Murphy J dismissed the husband's application in Summit due to a lack of admissible evidence by the husband and the prejudice to the wife in having to meet the costs of the case re-opening

2. Because Coronavirus?

So in the present case, how did the husband fare in his submission that statements by the Governor of The Reserve Bank of Australia and two articles from The Economist should have satisfied the Court that all property had fallen in value? In fairness, that point was not pressed, but the husband did refer to three cases in which the Court did take judicial notice of certain matters and submitted that it was within Her Honour's discretion to note the effects of COVID-19. Bennett J distinguished these in pointing out that in those cases, the Court was asked to take judicial notice of a fact, not a consequence.  It seems trite to say that if you are asserting you have taken a hit, you'd best have your evidentiary ducks in a row.
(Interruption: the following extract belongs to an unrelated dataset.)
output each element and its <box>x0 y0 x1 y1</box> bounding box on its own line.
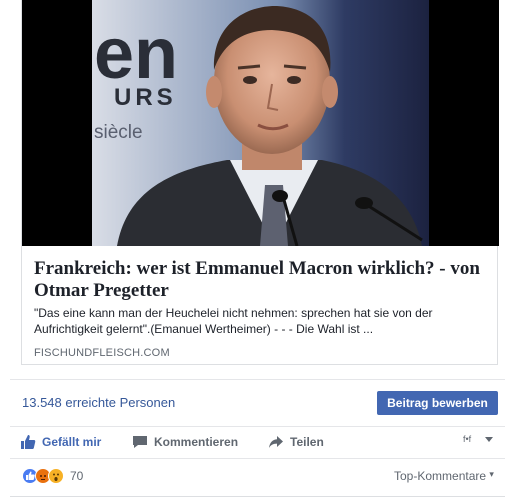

The present case was distinguished from Summit by Bennett J, insofar as the husband did not attempt to introduce any expert evidence at all showing the reduction in value as a consequence of COVID-19, Bennett J noted the following:

  1. The real property had an agreed value at trial of $725,000, and was being listed by the husband at $769,000.  Her Honour did not accept the husband's submission that no offers on the property demonstrated that the property value had fallen.  There was no specific evidence how the property had been impacted by COVID-19, nor evidence of any level of interest in the property at the agreed value of $725,000;

  2. The un-contradicted submissions, by the wife's Counsel, that the husband's assertion "that it would be difficult to sell nine unsold townhouses" could not be substantiated, in the absence of evidence from selling agents around asking prices and prospects.  Nor was there any evidence of any change in the debt ratio, or construction costs, that might affect value;

  3. No evidence was offered by the husband on the financial effect on him of a reduction in share prices, much less how many he held;

  4. No evidence was offered by the husband as to the reduction of value in a property owned by a superannuation fund held by the parties.

Her Honour concluded that there was insufficient evidence before the Court that would satisfy her that there had been a fall in a value that would justify an exercise of discretion to re-open the case.  Had there been such evidence, Her Honour took the view that the strain of litigation on the "frail and impecunious wife", as opposed to the husband who was not similarly disadvantaged, would militate against a reopening. 

So, the sky may well be falling, but Henny Penny is not excused from specifically proving that it is an altogether bad thing for her (or him, as the case may be).